A state investigative commission found that Stambaugh was working an off-duty shift at a nearby school when he responded to reports of shots fired at the school. He got out of his truck, put on his bulletproof vest and took cover for about five minutes after hearing the shots, according to body camera footage. He then drove to a nearby highway instead of going toward the school.
Eason ran the other way as gunfire continued, then spent time putting on his bulletproof vest and body camera while the carnage continued, investigators said.
Eason was also faulted for not writing an official report after receiving a tip in February 2016 that the shooting suspect, Nikolas Cruz, was making threats on social media to shoot up a school. Tips to the FBI about Cruz also were not followed up, a separate investigation has found.
Two other deputies were fired earlier this month for neglect of duty. One of those was school resource officer Scot Peterson, who was also arrested on charges of child neglect, culpable negligence and perjury.

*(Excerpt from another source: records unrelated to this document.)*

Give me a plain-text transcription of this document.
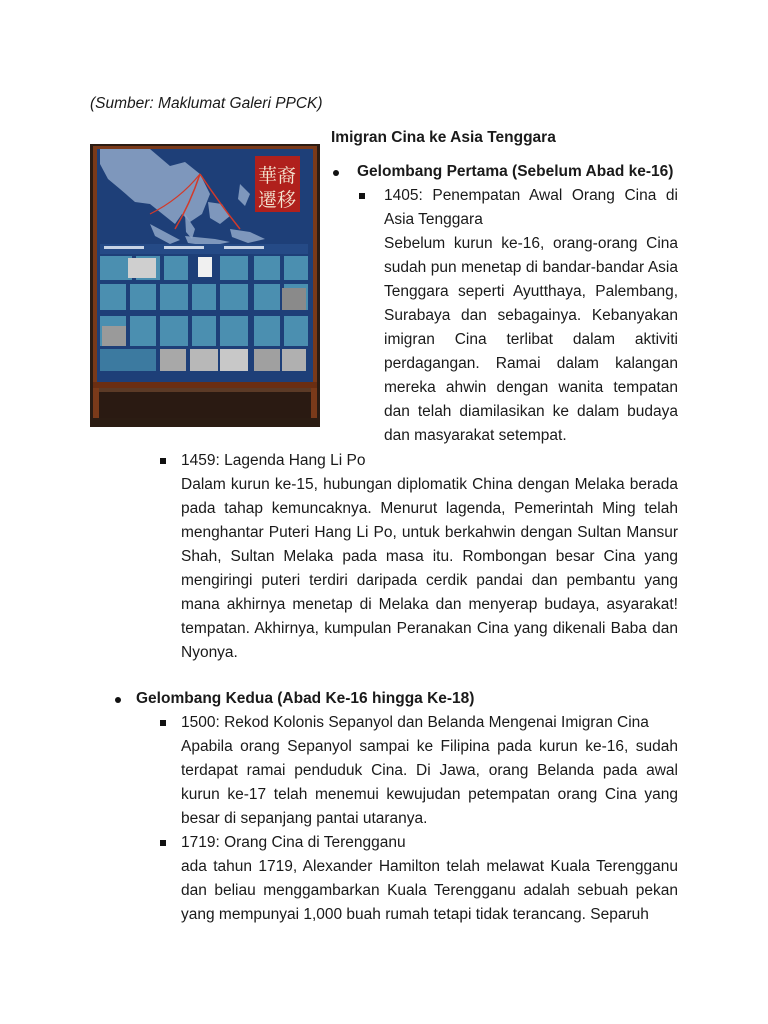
(Sumber: Maklumat Galeri PPCK)
華裔
遷移
Imigran Cina ke Asia Tenggara
Gelombang Pertama (Sebelum Abad ke-16)
1405: Penempatan Awal Orang Cina di Asia Tenggara
Sebelum kurun ke-16, orang-orang Cina sudah pun menetap di bandar-bandar Asia Tenggara seperti Ayutthaya, Palembang, Surabaya dan sebagainya. Kebanyakan imigran Cina terlibat dalam aktiviti perdagangan. Ramai dalam kalangan mereka ahwin dengan wanita tempatan dan telah diamilasikan ke dalam budaya dan masyarakat setempat.
1459: Lagenda Hang Li Po
Dalam kurun ke-15, hubungan diplomatik China dengan Melaka berada pada tahap kemuncaknya. Menurut lagenda, Pemerintah Ming telah menghantar Puteri Hang Li Po, untuk berkahwin dengan Sultan Mansur Shah, Sultan Melaka pada masa itu. Rombongan besar Cina yang mengiringi puteri terdiri daripada cerdik pandai dan pembantu yang mana akhirnya menetap di Melaka dan menyerap budaya, asyarakat! tempatan. Akhirnya, kumpulan Peranakan Cina yang dikenali Baba dan Nyonya.
Gelombang Kedua (Abad Ke-16 hingga Ke-18)
1500: Rekod Kolonis Sepanyol dan Belanda Mengenai Imigran Cina
Apabila orang Sepanyol sampai ke Filipina pada kurun ke-16, sudah terdapat ramai penduduk Cina. Di Jawa, orang Belanda pada awal kurun ke-17 telah menemui kewujudan petempatan orang Cina yang besar di sepanjang pantai utaranya.
1719: Orang Cina di Terengganu
ada tahun 1719, Alexander Hamilton telah melawat Kuala Terengganu dan beliau menggambarkan Kuala Terengganu adalah sebuah pekan yang mempunyai 1,000 buah rumah tetapi tidak terancang. Separuh
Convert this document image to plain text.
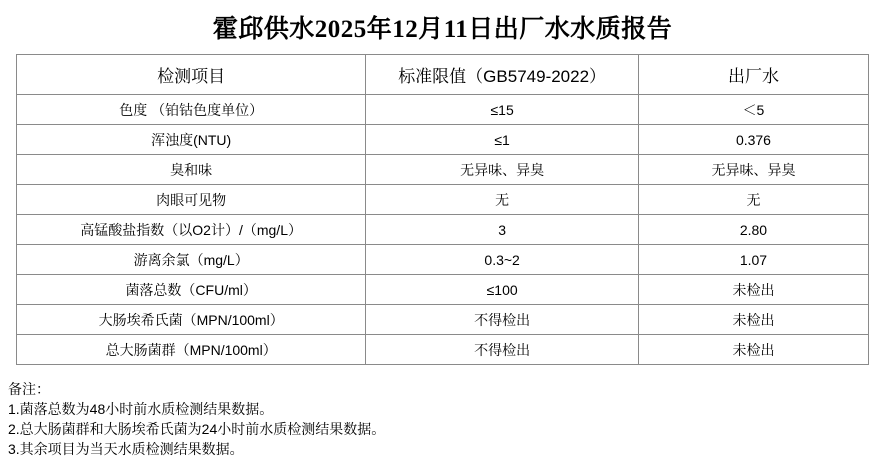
霍邱供水2025年12月11日出厂水水质报告
检测项目	标准限值（GB5749-2022）	出厂水
色度 （铂钴色度单位）	≤15	＜5
浑浊度(NTU)	≤1	0.376
臭和味	无异味、异臭	无异味、异臭
肉眼可见物	无	无
高锰酸盐指数（以O2计）/（mg/L）	3	2.80
游离余氯（mg/L）	0.3~2	1.07
菌落总数（CFU/ml）	≤100	未检出
大肠埃希氏菌（MPN/100ml）	不得检出	未检出
总大肠菌群（MPN/100ml）	不得检出	未检出
备注：
1.菌落总数为48小时前水质检测结果数据。
2.总大肠菌群和大肠埃希氏菌为24小时前水质检测结果数据。
3.其余项目为当天水质检测结果数据。
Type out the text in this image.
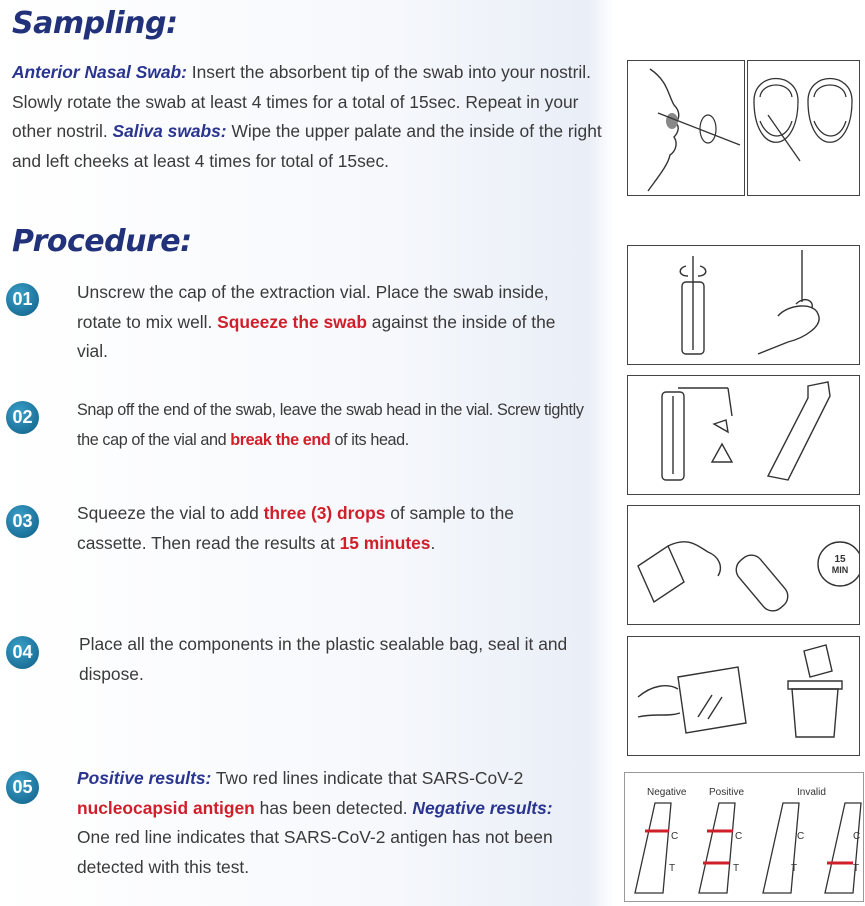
Sampling:
Anterior Nasal Swab: Insert the absorbent tip of the swab into your nostril. Slowly rotate the swab at least 4 times for a total of 15sec. Repeat in your other nostril. Saliva swabs: Wipe the upper palate and the inside of the right and left cheeks at least 4 times for total of 15sec.
Procedure:
01	Unscrew the cap of the extraction vial. Place the swab inside, rotate to mix well. Squeeze the swab against the inside of the vial.
02	Snap off the end of the swab, leave the swab head in the vial. Screw tightly the cap of the vial and break the end of its head.
03	Squeeze the vial to add three (3) drops of sample to the cassette. Then read the results at 15 minutes.
04	Place all the components in the plastic sealable bag, seal it and dispose.
05	Positive results: Two red lines indicate that SARS-CoV-2 nucleocapsid antigen has been detected. Negative results: One red line indicates that SARS-CoV-2 antigen has not been detected with this test.
15
MIN
Negative Positive	Invalid
C
T
C
T
C
T
C
T
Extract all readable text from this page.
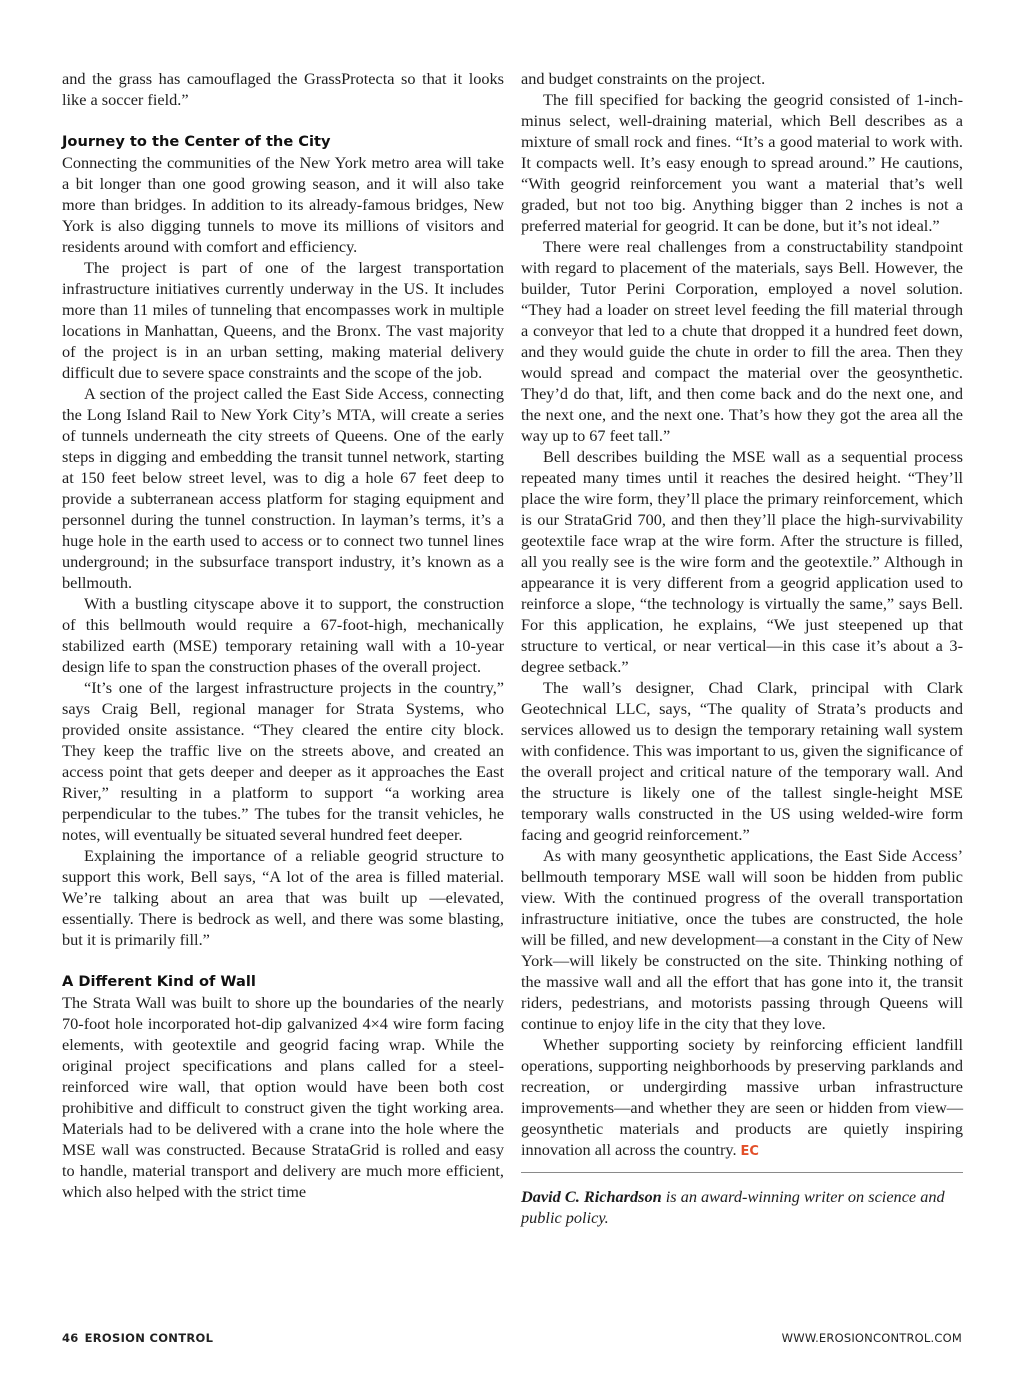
and the grass has camouflaged the GrassProtecta so that it looks like a soccer field.”

Journey to the Center of the City

Connecting the communities of the New York metro area will take a bit longer than one good growing season, and it will also take more than bridges. In addition to its already-famous bridges, New York is also digging tunnels to move its millions of visitors and residents around with comfort and efficiency.

The project is part of one of the largest transportation infrastructure initiatives currently underway in the US. It includes more than 11 miles of tunneling that encompasses work in multiple locations in Manhattan, Queens, and the Bronx. The vast majority of the project is in an urban setting, making material delivery difficult due to severe space constraints and the scope of the job.

A section of the project called the East Side Access, connecting the Long Island Rail to New York City’s MTA, will create a series of tunnels underneath the city streets of Queens. One of the early steps in digging and embedding the transit tunnel network, starting at 150 feet below street level, was to dig a hole 67 feet deep to provide a subterranean access platform for staging equipment and personnel during the tunnel construction. In layman’s terms, it’s a huge hole in the earth used to access or to connect two tunnel lines underground; in the subsurface transport industry, it’s known as a bellmouth.

With a bustling cityscape above it to support, the construction of this bellmouth would require a 67-foot-high, mechanically stabilized earth (MSE) temporary retaining wall with a 10-year design life to span the construction phases of the overall project.

“It’s one of the largest infrastructure projects in the country,” says Craig Bell, regional manager for Strata Systems, who provided onsite assistance. “They cleared the entire city block. They keep the traffic live on the streets above, and created an access point that gets deeper and deeper as it approaches the East River,” resulting in a platform to support “a working area perpendicular to the tubes.” The tubes for the transit vehicles, he notes, will eventually be situated several hundred feet deeper.

Explaining the importance of a reliable geogrid structure to support this work, Bell says, “A lot of the area is filled material. We’re talking about an area that was built up —elevated, essentially. There is bedrock as well, and there was some blasting, but it is primarily fill.”

A Different Kind of Wall

The Strata Wall was built to shore up the boundaries of the nearly 70-foot hole incorporated hot-dip galvanized 4×4 wire form facing elements, with geotextile and geogrid facing wrap. While the original project specifications and plans called for a steel-reinforced wire wall, that option would have been both cost prohibitive and difficult to construct given the tight working area. Materials had to be delivered with a crane into the hole where the MSE wall was constructed. Because StrataGrid is rolled and easy to handle, material transport and delivery are much more efficient, which also helped with the strict time

and budget constraints on the project.

The fill specified for backing the geogrid consisted of 1-inch-minus select, well-draining material, which Bell describes as a mixture of small rock and fines. “It’s a good material to work with. It compacts well. It’s easy enough to spread around.” He cautions, “With geogrid reinforcement you want a material that’s well graded, but not too big. Anything bigger than 2 inches is not a preferred material for geogrid. It can be done, but it’s not ideal.”

There were real challenges from a constructability standpoint with regard to placement of the materials, says Bell. However, the builder, Tutor Perini Corporation, employed a novel solution. “They had a loader on street level feeding the fill material through a conveyor that led to a chute that dropped it a hundred feet down, and they would guide the chute in order to fill the area. Then they would spread and compact the material over the geosynthetic. They’d do that, lift, and then come back and do the next one, and the next one, and the next one. That’s how they got the area all the way up to 67 feet tall.”

Bell describes building the MSE wall as a sequential process repeated many times until it reaches the desired height. “They’ll place the wire form, they’ll place the primary reinforcement, which is our StrataGrid 700, and then they’ll place the high-survivability geotextile face wrap at the wire form. After the structure is filled, all you really see is the wire form and the geotextile.” Although in appearance it is very different from a geogrid application used to reinforce a slope, “the technology is virtually the same,” says Bell. For this application, he explains, “We just steepened up that structure to vertical, or near vertical—in this case it’s about a 3-degree setback.”

The wall’s designer, Chad Clark, principal with Clark Geotechnical LLC, says, “The quality of Strata’s products and services allowed us to design the temporary retaining wall system with confidence. This was important to us, given the significance of the overall project and critical nature of the temporary wall. And the structure is likely one of the tallest single-height MSE temporary walls constructed in the US using welded-wire form facing and geogrid reinforcement.”

As with many geosynthetic applications, the East Side Access’ bellmouth temporary MSE wall will soon be hidden from public view. With the continued progress of the overall transportation infrastructure initiative, once the tubes are constructed, the hole will be filled, and new development—a constant in the City of New York—will likely be constructed on the site. Thinking nothing of the massive wall and all the effort that has gone into it, the transit riders, pedestrians, and motorists passing through Queens will continue to enjoy life in the city that they love.

Whether supporting society by reinforcing efficient landfill operations, supporting neighborhoods by preserving parklands and recreation, or undergirding massive urban infrastructure improvements—and whether they are seen or hidden from view—geosynthetic materials and products are quietly inspiring innovation all across the country. EC

David C. Richardson is an award-winning writer on science and public policy.

46 EROSION CONTROL	WWW.EROSIONCONTROL.COM
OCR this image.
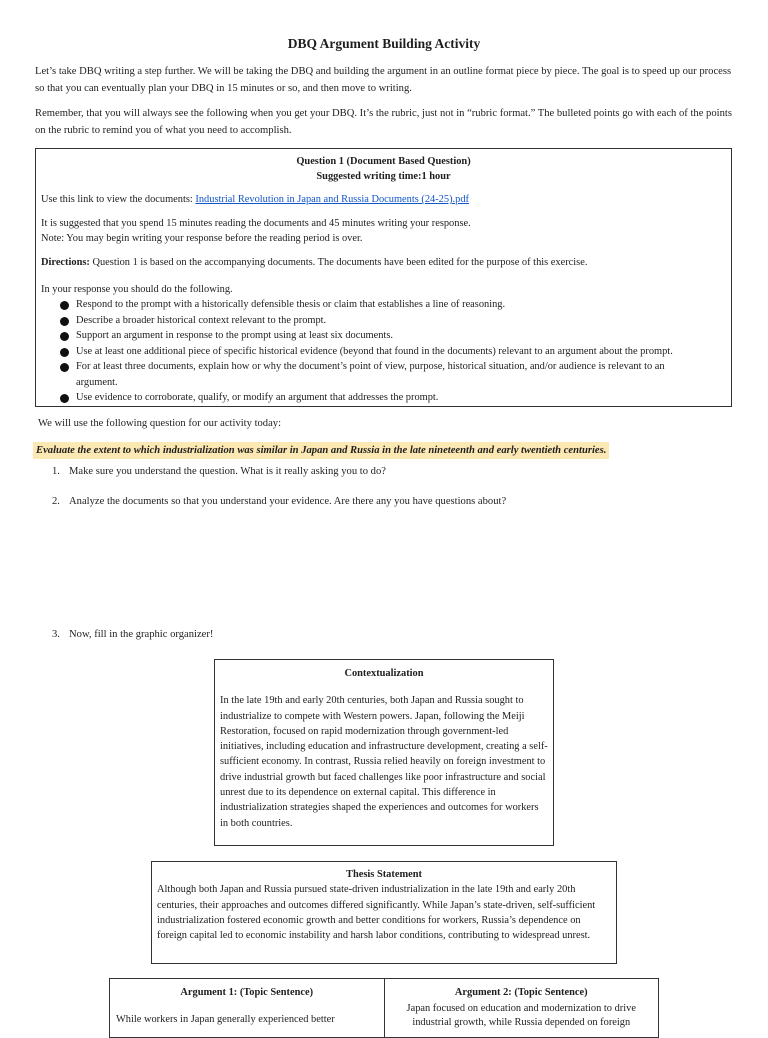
DBQ Argument Building Activity
Let’s take DBQ writing a step further. We will be taking the DBQ and building the argument in an outline format piece by piece. The goal is to speed up our process so that you can eventually plan your DBQ in 15 minutes or so, and then move to writing.
Remember, that you will always see the following when you get your DBQ. It’s the rubric, just not in “rubric format.” The bulleted points go with each of the points on the rubric to remind you of what you need to accomplish.
Question 1 (Document Based Question)
Suggested writing time:1 hour
Use this link to view the documents: Industrial Revolution in Japan and Russia Documents (24-25).pdf
It is suggested that you spend 15 minutes reading the documents and 45 minutes writing your response.
Note: You may begin writing your response before the reading period is over.
Directions: Question 1 is based on the accompanying documents. The documents have been edited for the purpose of this exercise.
In your response you should do the following.
Respond to the prompt with a historically defensible thesis or claim that establishes a line of reasoning.
Describe a broader historical context relevant to the prompt.
Support an argument in response to the prompt using at least six documents.
Use at least one additional piece of specific historical evidence (beyond that found in the documents) relevant to an argument about the prompt.
For at least three documents, explain how or why the document’s point of view, purpose, historical situation, and/or audience is relevant to an argument.
Use evidence to corroborate, qualify, or modify an argument that addresses the prompt.
We will use the following question for our activity today:
Evaluate the extent to which industrialization was similar in Japan and Russia in the late nineteenth and early twentieth centuries.
1. Make sure you understand the question. What is it really asking you to do?
2. Analyze the documents so that you understand your evidence. Are there any you have questions about?
3. Now, fill in the graphic organizer!
Contextualization
In the late 19th and early 20th centuries, both Japan and Russia sought to industrialize to compete with Western powers. Japan, following the Meiji Restoration, focused on rapid modernization through government-led initiatives, including education and infrastructure development, creating a self-sufficient economy. In contrast, Russia relied heavily on foreign investment to drive industrial growth but faced challenges like poor infrastructure and social unrest due to its dependence on external capital. This difference in industrialization strategies shaped the experiences and outcomes for workers in both countries.
Thesis Statement
Although both Japan and Russia pursued state-driven industrialization in the late 19th and early 20th centuries, their approaches and outcomes differed significantly. While Japan’s state-driven, self-sufficient industrialization fostered economic growth and better conditions for workers, Russia’s dependence on foreign capital led to economic instability and harsh labor conditions, contributing to widespread unrest.
Argument 1: (Topic Sentence)
While workers in Japan generally experienced better
Argument 2: (Topic Sentence)
Japan focused on education and modernization to drive industrial growth, while Russia depended on foreign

Peterson’s lawyer has said he will fight the charges.
The sheriff said no action was taken on three other deputies who were involved in the investigation.
Scott Israel, the sheriff at the time, was removed from office by Florida Gov. Ron DeSantis for similar reasons. He is appealing that decision before the state Senate.
Cruz, 20, faces the death penalty if convicted in the shootings. His lawyers have said he will plead guilty in return for a life prison sentence but prosecutors have rejected that offer.